Sexta-feira, 21 de Fevereiro de 2020
IMPASSE

Associação dos Magistrados e OAB discordam sobre Lei de abuso de autoridade

Presidente da Amazon diz que Lei é um atentado ao Judiciário e ao Ministério Público, mas o da Ordem dos Advogados do Brasil diz que a norma é positiva



OAB_Rep_DC77CAE7-B622-492D-A24D-11C5432FD9DA.JPG Foto: Reprodução
03/01/2020 às 20:01

Por Gabriela Araújo, especial para A CRÍTICA

O Presidente da Associação dos Magistrados do Amazonas (Amazon), Luís Márcio Albuquerque, afirmou que a  Lei de abuso de autoridade, que  entrou em vigor ontem, é um atentado contra a independência do Judiciário e do Ministério Público.



Segundo ele, a norma fragiliza a atuação dos órgãos que integram o sistema de Justiça. E que deveria se chamar de Lei da Impunidade. “Não há como concordar com uma medida cujo objetivo é amordaçar a magistratura brasileira, impedindo-a de julgar livremente, de acordo com as leis e a Constituição”, disse Luís Albuquerque.

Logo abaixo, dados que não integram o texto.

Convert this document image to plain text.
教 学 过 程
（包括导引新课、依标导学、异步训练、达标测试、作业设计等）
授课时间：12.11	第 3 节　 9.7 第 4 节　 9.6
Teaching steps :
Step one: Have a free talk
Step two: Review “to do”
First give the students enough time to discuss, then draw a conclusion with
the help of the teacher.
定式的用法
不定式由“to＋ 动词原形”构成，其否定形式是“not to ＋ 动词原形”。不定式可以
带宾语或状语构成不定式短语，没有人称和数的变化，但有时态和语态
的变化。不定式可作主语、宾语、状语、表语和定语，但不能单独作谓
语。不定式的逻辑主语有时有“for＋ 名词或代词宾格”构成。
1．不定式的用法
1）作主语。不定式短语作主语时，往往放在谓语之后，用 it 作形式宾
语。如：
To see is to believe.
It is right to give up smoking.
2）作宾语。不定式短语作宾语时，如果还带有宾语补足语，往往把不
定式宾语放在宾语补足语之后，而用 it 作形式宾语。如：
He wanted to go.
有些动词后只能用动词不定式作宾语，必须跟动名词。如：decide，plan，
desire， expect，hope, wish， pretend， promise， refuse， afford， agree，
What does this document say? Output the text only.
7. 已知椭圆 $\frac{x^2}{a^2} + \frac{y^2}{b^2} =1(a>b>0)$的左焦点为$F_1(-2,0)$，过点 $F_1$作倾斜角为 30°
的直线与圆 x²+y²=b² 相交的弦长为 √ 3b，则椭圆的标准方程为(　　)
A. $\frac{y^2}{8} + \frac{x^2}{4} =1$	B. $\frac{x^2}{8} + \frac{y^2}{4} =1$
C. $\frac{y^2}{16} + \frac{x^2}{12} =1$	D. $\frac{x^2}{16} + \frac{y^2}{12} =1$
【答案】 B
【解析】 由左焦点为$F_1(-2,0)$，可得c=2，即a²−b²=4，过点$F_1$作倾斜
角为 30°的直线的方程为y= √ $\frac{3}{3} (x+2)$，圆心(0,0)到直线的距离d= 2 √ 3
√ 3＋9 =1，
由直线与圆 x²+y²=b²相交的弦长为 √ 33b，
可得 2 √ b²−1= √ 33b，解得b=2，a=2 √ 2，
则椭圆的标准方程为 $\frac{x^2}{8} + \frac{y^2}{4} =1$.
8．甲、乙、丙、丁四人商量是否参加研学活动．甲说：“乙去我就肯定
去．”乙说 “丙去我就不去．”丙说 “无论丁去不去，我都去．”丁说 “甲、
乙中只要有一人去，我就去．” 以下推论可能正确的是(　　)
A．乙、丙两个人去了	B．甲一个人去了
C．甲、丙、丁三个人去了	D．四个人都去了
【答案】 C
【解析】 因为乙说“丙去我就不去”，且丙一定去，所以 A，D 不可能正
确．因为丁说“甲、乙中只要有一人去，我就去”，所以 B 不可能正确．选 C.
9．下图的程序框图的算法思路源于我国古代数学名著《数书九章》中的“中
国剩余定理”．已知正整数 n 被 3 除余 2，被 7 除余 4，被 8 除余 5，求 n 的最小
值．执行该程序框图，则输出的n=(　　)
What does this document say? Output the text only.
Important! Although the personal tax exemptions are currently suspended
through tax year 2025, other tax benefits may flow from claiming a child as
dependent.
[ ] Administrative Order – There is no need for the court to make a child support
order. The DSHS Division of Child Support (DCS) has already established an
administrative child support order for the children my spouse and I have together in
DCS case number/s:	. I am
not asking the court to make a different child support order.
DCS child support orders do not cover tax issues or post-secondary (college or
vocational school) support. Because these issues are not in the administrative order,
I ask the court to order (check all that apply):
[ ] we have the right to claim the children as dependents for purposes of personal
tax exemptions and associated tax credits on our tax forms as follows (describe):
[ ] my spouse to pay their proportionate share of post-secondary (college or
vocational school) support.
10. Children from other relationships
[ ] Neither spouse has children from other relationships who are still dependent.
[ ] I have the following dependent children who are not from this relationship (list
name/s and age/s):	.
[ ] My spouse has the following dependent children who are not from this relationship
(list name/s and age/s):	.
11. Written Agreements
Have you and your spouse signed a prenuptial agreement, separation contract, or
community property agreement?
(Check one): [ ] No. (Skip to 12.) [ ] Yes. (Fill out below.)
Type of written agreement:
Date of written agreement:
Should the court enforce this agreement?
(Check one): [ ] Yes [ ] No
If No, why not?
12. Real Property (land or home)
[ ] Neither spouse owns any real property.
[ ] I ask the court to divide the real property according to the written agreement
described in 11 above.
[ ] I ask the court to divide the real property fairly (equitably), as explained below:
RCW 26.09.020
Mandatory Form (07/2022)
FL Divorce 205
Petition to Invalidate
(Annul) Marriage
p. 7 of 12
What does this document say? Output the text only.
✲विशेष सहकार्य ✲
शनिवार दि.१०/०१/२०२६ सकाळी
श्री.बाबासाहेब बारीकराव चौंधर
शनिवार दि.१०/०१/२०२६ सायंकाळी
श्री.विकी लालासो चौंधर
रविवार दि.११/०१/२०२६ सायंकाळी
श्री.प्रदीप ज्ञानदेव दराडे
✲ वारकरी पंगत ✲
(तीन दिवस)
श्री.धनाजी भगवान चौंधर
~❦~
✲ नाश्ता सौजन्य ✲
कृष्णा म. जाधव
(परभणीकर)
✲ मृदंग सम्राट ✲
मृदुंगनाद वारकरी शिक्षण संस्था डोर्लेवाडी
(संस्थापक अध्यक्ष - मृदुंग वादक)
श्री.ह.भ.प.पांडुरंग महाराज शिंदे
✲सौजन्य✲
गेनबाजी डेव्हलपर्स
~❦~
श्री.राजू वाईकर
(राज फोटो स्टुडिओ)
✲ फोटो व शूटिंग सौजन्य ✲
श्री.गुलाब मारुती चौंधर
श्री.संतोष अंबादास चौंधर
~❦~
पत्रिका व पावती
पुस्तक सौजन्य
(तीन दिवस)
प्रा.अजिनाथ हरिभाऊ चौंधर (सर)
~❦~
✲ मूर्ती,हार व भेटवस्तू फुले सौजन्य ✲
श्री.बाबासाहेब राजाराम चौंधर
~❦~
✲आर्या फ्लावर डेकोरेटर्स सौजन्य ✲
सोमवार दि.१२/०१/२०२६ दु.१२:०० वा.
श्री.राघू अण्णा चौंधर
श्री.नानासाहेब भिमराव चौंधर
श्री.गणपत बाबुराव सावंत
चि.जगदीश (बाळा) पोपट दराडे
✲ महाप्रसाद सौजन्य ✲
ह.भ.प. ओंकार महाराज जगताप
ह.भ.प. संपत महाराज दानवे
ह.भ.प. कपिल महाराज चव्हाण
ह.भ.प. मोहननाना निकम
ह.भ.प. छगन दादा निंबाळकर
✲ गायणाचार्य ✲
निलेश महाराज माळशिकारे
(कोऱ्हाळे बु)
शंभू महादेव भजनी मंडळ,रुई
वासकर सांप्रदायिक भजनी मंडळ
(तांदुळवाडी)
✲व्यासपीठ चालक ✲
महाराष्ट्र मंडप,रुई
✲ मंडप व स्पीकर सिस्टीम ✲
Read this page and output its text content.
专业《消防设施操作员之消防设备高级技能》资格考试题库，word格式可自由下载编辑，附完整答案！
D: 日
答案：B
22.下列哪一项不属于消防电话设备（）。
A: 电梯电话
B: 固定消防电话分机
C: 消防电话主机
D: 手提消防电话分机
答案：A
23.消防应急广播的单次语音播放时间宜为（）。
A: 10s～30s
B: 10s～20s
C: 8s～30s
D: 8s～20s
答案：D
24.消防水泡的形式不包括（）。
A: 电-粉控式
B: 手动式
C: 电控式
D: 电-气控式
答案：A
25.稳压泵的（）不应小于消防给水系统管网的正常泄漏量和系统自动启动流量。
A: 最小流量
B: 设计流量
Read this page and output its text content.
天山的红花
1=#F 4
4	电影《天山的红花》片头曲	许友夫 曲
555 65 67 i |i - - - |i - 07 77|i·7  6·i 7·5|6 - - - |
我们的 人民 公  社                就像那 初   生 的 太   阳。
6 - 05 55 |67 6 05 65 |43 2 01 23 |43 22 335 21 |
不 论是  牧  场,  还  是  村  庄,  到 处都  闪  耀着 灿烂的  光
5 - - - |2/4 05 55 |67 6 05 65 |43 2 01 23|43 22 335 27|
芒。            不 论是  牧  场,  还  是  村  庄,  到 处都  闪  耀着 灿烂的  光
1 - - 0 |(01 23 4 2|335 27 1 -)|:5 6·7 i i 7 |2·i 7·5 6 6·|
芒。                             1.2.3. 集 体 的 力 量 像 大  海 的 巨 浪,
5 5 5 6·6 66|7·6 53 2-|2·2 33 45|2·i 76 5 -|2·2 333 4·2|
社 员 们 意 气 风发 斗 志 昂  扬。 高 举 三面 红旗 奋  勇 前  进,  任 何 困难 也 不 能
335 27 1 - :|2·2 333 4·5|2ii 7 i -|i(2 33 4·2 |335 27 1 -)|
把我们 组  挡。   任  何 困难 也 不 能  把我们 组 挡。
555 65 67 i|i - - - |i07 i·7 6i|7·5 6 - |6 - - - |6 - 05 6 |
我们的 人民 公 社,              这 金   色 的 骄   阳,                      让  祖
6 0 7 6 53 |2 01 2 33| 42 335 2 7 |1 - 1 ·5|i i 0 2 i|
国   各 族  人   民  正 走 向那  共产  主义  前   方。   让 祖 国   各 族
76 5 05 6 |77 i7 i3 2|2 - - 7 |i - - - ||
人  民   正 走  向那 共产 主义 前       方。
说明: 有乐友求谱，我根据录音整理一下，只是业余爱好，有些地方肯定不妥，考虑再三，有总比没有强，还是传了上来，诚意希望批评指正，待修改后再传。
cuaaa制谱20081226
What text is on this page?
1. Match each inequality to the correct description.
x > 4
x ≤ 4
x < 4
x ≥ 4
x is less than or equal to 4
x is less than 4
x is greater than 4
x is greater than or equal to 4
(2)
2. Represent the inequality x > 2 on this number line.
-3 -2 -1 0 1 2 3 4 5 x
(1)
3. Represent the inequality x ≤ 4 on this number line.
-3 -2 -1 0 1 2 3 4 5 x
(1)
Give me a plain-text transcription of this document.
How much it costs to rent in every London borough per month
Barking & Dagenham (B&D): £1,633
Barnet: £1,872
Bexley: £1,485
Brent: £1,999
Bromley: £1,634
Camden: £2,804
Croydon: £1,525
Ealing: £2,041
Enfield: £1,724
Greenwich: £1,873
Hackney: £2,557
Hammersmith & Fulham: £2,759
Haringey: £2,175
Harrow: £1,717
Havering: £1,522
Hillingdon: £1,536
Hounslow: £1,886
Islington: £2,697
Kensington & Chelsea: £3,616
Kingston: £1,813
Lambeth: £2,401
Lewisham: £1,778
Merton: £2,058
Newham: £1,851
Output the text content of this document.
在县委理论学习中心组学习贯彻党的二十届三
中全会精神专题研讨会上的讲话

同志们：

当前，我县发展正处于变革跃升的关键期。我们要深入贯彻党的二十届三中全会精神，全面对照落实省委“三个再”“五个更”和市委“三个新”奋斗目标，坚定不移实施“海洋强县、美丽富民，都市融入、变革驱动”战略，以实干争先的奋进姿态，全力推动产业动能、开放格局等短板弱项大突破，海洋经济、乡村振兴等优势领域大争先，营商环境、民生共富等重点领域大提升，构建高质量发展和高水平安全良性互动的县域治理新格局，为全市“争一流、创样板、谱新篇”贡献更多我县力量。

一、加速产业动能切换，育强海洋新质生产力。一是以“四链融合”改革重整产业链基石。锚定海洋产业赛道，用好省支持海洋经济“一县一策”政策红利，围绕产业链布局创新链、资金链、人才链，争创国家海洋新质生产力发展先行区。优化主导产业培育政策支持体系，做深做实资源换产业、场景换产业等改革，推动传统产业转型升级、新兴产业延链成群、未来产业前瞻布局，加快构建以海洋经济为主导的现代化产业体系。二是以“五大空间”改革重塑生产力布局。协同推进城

O presidente Jair Bolsonaro (sem partido) chegou a vetar 33 pontos da nova Lei, mas 18 desses vetos acabaram derrubados no Congresso.

Dessa maneira, a Lei de abuso de autoridade passou a prever punição de multa ou até mesmo prisão para condutas como negar habeas corpus quando manifestamente cabível (um a quatro anos de prisão, mais multa) e negar o acesso aos autos do processo ao interessado ou seu defensor (seis meses a dois anos de prisão, mais multa).

De acordo com o presidente da Amazon, criminalizar quem investiga e quem julga é um duro golpe em uma sociedade fundada nos valores da democracia e que anseia pelo combate à corrupção. “Uma medida que, às escâncaras, só beneficia quem não cumpre a Lei, os corruptos e os criminosos”, afirmou.

Associações de juízes e de membros do Ministério Público, de policiais e de auditores fiscais pediram ao Supremo Tribunal Federal (STF) liminar para  suspensa a lei, posição também  defendida pelo presidente da Amazon.

Luís Albuquerque disse que a magistratura amazonense “se irmana” à magistratura nacional, posicionando-se contrária à Lei de Abuso de Autoridade, e irá acompanhar a Ação Direta de Inconstitucionalidade ajuizada pela Associação dos Magistrados Brasileiros (AMB) junto ao STF.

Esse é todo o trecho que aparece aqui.